In an interview with state broadcaster DR, he said that he hoped the measures would mean fewer people lost their jobs.
“This is an important contribution to propping up Danish workplaces so that fewer people end up losing their jobs,” he said.
The good economic situation of the past few years, he added, had allowed the government to build up a financial surplus, which would hopefully give it enough firepower to prevent a serious economic crisis.
“We can now afford to implement these relief packages and we will do what it takes,” he told DR. “We don't know how much more to put on the table, but we are prepared to do whatever is needed.”
Wammen said the government was currently in negotiations with business groups and with the unions to see if further regulatory interventions might be necessary.
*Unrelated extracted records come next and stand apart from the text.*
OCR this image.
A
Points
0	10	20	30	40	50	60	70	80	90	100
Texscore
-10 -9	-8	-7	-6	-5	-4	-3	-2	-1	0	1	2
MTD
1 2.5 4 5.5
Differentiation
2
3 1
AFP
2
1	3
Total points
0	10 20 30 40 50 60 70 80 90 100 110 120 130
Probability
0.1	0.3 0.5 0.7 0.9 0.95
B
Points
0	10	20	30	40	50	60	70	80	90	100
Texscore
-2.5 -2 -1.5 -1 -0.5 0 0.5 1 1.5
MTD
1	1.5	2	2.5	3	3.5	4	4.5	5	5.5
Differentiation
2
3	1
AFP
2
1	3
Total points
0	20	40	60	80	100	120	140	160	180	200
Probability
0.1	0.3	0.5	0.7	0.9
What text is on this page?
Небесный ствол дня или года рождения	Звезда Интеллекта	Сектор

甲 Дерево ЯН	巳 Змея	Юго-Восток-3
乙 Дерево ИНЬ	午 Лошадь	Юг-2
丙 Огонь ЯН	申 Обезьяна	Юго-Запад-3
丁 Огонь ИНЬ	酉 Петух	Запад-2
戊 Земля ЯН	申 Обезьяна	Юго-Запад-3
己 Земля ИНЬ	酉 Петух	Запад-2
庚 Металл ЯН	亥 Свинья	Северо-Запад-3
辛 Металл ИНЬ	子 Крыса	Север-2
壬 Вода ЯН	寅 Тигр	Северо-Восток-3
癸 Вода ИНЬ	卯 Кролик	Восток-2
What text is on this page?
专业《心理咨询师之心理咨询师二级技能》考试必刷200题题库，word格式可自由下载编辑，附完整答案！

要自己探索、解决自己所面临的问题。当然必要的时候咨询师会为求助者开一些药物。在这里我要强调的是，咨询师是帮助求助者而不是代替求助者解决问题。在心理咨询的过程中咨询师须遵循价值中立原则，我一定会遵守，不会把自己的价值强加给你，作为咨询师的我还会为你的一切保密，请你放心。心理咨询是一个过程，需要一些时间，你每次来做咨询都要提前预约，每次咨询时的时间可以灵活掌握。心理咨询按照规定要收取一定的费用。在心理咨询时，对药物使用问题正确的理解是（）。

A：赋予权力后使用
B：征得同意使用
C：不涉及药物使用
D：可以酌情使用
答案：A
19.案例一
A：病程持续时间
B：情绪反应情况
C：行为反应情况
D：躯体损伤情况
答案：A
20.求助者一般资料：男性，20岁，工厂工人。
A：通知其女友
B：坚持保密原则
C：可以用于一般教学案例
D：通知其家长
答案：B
Here are the four measures announced on Thursday:
- The release of the so-called 'countercyclical capital buffer' banks have been required to keep on their books since the 2007 financial crisis. This will provide them an extra 200bn Danish kroner in liquidity, which they can either use to lend to businesses or to withstand losses on existing loans.
- Two new loan guarantee schemes, one for large companies and one for small and medium enterprises (SMEs). The government will guarantee 70 percent of the value of any new bank loans given to SMEs who have seen operating profits fall by more than 50 percent. This could back up to 4.8bn kroner in new loans. It will guarantee 70 percent of the value of new loans to large companies who can demonstrate a fall in turnover over more than 50 percent. This could back 2.7bn kroner in new loans.
- Employers from now on be completely reimbursed by the government from the first day that an employee becomes ill or enters quarantine due to coronavirus, rather than having to themselves absorb the bill for the few days.
- Employment legislation is being relaxed to allow companies to reduce employees hours temporarily, with the employees incomes then supplemented by unemployment benefit. The Ministry of Employment hopes that this will prevent employees from being laid off.